Melba's Das Rheingold is the second installment in their issue of live performances recorded at the Adelaide Festival with the State Opera of South Australia. For the most part singers are Australian, and first-class. Die Walküre was issued some months ago (see REVIEW). Das Rheingold continues the high level of performance, highlighted by John Bröcheler's Wotan. The cast is strong throughout, with conductor Asher Fisch leading a performances that emphasizes the lyric elements of the score but misses none of the drama. The surround sound is excellent, with plenty of space around the singers. The orchestra is rather recessed, natural in perspective.But don't expect the sheer sonic impact heard on the somewhat over-produced Solti 1958 Decca recording.

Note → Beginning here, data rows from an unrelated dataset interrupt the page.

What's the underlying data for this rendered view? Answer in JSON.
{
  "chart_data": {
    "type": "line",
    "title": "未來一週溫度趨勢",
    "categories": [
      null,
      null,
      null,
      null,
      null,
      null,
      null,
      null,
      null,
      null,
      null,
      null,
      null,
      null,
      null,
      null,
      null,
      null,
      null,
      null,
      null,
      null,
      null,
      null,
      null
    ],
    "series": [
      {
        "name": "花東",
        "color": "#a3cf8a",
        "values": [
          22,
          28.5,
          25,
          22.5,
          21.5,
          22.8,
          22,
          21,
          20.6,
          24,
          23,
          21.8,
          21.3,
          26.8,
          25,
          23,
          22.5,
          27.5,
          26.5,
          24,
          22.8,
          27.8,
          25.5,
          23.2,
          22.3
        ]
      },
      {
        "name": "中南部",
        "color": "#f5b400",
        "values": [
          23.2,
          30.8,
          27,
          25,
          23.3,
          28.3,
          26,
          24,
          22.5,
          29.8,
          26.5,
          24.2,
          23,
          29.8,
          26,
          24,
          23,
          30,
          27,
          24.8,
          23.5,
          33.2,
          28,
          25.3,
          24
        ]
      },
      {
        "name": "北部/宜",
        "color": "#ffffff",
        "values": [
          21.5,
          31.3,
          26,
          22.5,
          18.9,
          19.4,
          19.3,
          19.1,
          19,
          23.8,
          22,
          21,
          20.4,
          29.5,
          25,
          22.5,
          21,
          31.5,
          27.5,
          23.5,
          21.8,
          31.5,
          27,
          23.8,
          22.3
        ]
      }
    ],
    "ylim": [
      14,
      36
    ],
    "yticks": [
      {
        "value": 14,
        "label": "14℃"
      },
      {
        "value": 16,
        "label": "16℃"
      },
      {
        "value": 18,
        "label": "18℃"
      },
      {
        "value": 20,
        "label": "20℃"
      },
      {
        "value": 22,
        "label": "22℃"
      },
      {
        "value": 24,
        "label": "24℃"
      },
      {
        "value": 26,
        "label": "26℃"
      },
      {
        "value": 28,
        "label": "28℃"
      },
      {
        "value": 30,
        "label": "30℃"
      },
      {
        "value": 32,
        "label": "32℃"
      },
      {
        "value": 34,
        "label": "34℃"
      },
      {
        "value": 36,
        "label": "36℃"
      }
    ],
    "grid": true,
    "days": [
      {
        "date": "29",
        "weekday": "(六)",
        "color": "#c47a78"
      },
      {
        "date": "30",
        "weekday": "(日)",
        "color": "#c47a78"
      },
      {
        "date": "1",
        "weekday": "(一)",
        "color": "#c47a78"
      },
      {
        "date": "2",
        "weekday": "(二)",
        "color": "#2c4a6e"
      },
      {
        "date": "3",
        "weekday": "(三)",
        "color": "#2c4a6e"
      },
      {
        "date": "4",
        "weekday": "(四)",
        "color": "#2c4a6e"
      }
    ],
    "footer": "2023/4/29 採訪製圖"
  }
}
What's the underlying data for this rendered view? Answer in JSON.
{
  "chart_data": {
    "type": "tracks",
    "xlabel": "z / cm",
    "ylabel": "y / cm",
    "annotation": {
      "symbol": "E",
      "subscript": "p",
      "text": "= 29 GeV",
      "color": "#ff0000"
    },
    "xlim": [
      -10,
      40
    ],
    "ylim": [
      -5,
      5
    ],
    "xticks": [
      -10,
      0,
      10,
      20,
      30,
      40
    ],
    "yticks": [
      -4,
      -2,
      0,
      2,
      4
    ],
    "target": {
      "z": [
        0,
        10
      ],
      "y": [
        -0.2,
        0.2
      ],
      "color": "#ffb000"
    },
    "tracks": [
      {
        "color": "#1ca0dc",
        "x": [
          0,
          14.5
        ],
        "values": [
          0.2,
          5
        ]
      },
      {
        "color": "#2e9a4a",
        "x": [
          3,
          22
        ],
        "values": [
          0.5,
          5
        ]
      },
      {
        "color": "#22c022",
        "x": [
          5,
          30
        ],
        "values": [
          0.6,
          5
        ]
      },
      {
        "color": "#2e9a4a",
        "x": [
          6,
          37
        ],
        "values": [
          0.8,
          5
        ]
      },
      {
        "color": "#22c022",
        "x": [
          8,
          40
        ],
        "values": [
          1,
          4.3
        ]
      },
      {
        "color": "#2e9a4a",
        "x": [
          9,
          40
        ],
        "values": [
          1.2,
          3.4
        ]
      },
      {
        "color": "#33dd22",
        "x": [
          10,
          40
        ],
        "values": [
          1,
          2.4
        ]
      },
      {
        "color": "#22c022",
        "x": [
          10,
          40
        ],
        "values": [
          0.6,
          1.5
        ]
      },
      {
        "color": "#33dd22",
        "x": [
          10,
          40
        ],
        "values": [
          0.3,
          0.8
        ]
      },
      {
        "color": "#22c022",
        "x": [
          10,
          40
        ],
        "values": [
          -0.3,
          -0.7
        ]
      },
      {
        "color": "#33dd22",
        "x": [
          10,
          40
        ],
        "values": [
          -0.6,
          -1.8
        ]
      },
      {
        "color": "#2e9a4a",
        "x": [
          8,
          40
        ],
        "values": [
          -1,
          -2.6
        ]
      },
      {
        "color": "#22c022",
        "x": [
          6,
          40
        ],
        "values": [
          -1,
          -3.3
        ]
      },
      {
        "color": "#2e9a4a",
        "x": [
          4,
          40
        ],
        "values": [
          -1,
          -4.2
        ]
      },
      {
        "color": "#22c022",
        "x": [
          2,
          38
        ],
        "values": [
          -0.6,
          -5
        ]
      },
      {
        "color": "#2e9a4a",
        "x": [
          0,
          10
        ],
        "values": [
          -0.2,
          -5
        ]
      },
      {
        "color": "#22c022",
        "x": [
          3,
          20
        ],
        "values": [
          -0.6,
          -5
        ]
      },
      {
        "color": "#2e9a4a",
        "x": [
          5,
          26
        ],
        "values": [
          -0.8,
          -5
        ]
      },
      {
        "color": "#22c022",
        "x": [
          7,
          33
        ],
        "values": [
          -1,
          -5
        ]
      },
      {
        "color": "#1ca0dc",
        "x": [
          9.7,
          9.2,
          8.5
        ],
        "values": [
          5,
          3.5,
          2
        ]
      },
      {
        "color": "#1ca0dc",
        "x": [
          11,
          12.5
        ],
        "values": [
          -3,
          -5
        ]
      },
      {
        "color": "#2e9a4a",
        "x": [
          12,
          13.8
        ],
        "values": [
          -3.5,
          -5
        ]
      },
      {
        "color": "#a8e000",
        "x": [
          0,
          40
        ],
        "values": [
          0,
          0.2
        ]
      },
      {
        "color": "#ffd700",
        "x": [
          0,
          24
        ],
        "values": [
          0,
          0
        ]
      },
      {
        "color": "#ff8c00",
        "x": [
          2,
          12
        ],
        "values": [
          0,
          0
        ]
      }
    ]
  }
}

In October 2005 this site reviewed an extraordinary SACD of music by David Chesky featuring his concertos for violin and flute (see REVIEW). Now we have another terrific disk from the same source, called "Urban Concertos," with his Piano Concerto, Bassoon Concerto and Concerto for Orchestra, each one approximately 24 minutes in length. Unfortunately, program notes are minimal telling us nothing about the three works except that all were inspired by sounds from the streets of New York—jazz, Latin, world, hip hop, rock and popular, with a nod to Bartók, Stravinsky and other "classical" composers. All three concertos are highly rhythmic and percussive, challenging not only for the featured soloists, but for everyone involved. The 24-minute Piano Concerto has two spiky outer movements separated by a nostalgic interlude that begins and ends softly after a jazzy middle section. The last movement is filled with large smashing chord clusters, all highly rhythmic of course, and punctuated by percussion—and surprisingly this vivid concerto ends quietly. The 24-minute Bassoon Concerto is a welcome addition to the repertory, a true tour de force for the soloist, filled with whimsy, and the fabled bassoon opening of Stravinsky's Sacre du Printemps, one of the most famous bassoon solos in orchestral repertory, quoted several times. Chesky's Concerto for Orchestra surely won't replace Bartók's, but it is an imaginative exercise in orchestral writing and proves again that David Chesky is an important composer on today's music scene. I've never heard of conductor or soloists featured on this disk—they are first-rate throughout, as is the Norrlands Opera Orchestra. Sonic quality is outstanding, as we have come to expect from the label. Highly recommended!